The OpenMP parallelism is implemented for the inner loops of the computation. The external loop parallelism, which from a theoretical point of view should be more efficient, is in practice very hard to implement with OpenMP for two main reasons:

  1. the code uses a buffering algorithm for various quantities to avoid the repetitive computation of the same quantity but which introduces data dependency,
  2. most importantly at the moment, the current implementation of the OpenMP specifications in the used compilers are struggling to handle procedure calls that use module variables. PGI and Pathscale compilers have difficulties with module variables which also can be thread private (this problem disappeared in PGI at version 8.0.6). GCC compiler (version 4.3.3) crashes during compilation if the parallel region is contained in an internal subroutine (problem solved in version 4.4.0). Sometimes it is possible to rewrite the code in order to use the implemented OpenMP specifications, but this kind of solutions are time consuming and interferes unnecessarily with the work of the other developers. Ideally OpenMP at the loop level should not change the serial code.

Table: Computing times in seconds for OpenMP SLP algorithm for quadcore processors for 1, 2 and 4 threads. For comparison the first column shows timing data of the executable compiled without OpenMP flags. The times are for the five section of the code that are computed in parallel (OPO, Jastrow, Ewald, update of the $ \bar D$ matrix, the electron-electron distances $ R_{ee}$) and for the full DMC sector. In brackets are the values of the efficiency parameter defined by Eq ([*]) where $ t_1$ is the taken from the first column.
threads No MP 1 2 4
System 1 1024 electrons
OPO 102 105 73(0.38) 61(0.56)
Jastrow 246 302 216(0.14) 170(0.15)
Ewald 79 78 39(1.03) 20(0.98)
$ \bar D$ 49 47 19(1.58) 9(1.48)
$ R_{ee}$ 123 114 65(0.89) 40(0.69)
DMC 672 723 481(0.40) 363(0.28)
System 2 1536 electrons
OPO 218 232 166(0.31) 147(0.16)
Jastrow 539 648 470(0.15) 420(0.09)
Ewald 176 176 90(0.96) 46(0.94)
$ \bar D$ 178 180 126(0.41) 124(0.15)
$ R_{ee}$ 265 249 143(0.85) 84(0.72)
DMC 1542 1654 1154(0.34) 966(0.20)

The benchmarks test for the OpenMP parallelism was done on the same system as in the section [*]. However a direct comparison between the numerical values is not straightforward as the CASINO code has undergone significant changes between the two measurements, nevertheless one can use the efficiency Eq ([*]) parameter for a performance comparison between the two SLP algorithms.

At a first sight two features need to be discussed regarding the values presented in table [*].

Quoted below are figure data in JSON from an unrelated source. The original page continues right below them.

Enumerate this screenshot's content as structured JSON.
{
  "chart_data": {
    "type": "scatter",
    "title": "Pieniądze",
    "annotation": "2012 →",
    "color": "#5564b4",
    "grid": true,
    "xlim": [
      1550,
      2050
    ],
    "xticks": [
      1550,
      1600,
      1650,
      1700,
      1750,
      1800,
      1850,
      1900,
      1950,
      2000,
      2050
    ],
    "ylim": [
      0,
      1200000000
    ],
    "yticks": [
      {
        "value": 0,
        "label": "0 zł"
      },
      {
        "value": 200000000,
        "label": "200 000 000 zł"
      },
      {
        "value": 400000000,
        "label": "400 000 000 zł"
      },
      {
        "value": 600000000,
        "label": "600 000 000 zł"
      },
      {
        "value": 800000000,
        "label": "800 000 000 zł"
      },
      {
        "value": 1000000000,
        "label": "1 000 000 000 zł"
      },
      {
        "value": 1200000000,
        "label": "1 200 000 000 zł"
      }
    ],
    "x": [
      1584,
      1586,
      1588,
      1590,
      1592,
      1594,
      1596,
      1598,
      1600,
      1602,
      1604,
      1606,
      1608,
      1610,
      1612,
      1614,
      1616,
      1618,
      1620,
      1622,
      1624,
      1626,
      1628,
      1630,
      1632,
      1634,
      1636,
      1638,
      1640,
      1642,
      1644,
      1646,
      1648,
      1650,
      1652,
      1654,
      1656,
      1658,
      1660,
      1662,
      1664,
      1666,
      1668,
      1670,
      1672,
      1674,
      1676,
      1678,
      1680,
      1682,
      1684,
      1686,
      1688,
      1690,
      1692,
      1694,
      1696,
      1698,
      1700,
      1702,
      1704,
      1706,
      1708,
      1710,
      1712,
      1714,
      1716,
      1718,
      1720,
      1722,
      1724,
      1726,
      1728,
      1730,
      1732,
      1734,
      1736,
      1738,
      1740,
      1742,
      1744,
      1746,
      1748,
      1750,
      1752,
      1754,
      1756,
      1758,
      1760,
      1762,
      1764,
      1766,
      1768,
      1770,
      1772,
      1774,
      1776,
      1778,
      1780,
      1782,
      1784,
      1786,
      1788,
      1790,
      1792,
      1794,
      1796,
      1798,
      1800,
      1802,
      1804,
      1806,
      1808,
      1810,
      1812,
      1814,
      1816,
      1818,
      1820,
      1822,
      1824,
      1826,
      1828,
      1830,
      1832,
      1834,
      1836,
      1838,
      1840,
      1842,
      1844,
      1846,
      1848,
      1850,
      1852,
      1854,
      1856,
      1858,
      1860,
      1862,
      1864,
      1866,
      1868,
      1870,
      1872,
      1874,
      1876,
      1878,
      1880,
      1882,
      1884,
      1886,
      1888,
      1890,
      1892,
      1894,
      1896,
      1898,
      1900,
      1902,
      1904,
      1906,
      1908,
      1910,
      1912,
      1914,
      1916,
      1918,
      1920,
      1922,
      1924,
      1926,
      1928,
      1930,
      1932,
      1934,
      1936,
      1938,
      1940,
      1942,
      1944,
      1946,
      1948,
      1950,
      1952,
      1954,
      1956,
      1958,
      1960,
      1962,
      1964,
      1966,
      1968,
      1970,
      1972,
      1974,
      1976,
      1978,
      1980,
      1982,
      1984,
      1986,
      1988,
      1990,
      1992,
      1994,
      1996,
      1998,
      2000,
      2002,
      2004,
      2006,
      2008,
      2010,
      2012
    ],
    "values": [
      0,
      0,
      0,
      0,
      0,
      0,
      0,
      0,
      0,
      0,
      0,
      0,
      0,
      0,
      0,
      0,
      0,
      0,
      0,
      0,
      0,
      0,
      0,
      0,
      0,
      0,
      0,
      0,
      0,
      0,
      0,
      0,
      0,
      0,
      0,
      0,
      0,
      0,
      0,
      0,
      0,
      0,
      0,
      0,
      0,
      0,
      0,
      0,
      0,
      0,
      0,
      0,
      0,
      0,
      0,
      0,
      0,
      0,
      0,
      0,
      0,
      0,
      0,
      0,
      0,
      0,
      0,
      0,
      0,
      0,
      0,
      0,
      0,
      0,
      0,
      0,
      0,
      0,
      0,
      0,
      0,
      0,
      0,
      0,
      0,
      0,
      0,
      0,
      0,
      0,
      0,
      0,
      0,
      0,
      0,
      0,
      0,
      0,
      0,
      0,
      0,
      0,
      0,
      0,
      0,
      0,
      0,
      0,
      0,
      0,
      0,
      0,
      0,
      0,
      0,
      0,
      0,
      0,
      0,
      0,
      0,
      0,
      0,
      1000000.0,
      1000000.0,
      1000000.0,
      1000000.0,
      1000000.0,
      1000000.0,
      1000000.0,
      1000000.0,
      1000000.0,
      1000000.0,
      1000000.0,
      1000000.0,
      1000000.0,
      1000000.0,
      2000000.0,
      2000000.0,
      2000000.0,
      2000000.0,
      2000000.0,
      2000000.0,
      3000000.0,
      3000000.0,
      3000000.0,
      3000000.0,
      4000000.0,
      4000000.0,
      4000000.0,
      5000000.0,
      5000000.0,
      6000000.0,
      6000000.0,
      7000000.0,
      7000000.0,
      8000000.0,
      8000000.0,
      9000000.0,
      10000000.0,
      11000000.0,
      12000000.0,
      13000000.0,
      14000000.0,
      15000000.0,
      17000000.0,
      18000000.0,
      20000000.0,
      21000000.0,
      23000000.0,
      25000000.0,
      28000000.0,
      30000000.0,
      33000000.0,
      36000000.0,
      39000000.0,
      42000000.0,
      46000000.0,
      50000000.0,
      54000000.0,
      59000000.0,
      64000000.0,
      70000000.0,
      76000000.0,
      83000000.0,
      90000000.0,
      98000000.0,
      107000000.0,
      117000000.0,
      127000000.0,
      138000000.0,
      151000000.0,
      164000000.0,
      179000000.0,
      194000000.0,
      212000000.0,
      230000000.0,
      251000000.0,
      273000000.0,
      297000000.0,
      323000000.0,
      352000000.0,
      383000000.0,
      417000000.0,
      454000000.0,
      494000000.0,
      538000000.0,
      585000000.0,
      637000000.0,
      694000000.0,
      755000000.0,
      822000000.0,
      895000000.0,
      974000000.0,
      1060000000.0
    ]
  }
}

The efficiency of the OpenMP parallel loops varies. There are sections as Ewald and $ \bar D$ for ''System 1'' which show larger than one efficiency and a very small overhead. On the other hand the overhead for the parallel loops in Jastrow sector is very large in both sectors and the scaling is rather poor. The extreme case of poor scaling is shown by the computation with four threads of the $ \bar D$ for ''System 2'' which shows practically no speed gain, despite the fact that ''System 1'' has a perfect behaviour in this case. The main suspect of this variation is cache memory utilisation as the linear size of $ \bar D$ matrix of ''System 2'' is $ 50\%$ larger than that of ''System 1''.

In conclusion, SLP implemented with OpenMP offers better performance than the MPI pool algorithm on the benchmark cases. In some sectors of the parallel calculation (Jastrow, $ \bar D$) must be investigated further in order to understand the poor scaling. As the compilers improves in this area and the number of cores per processor increases the parallel computation should be implement at level of the first loop over electrons. For nodes with more that 10 cores and models with very large number of electrons ($ >10^4$) one should consider nested OpenMP parallelism in order to acquire the best performance.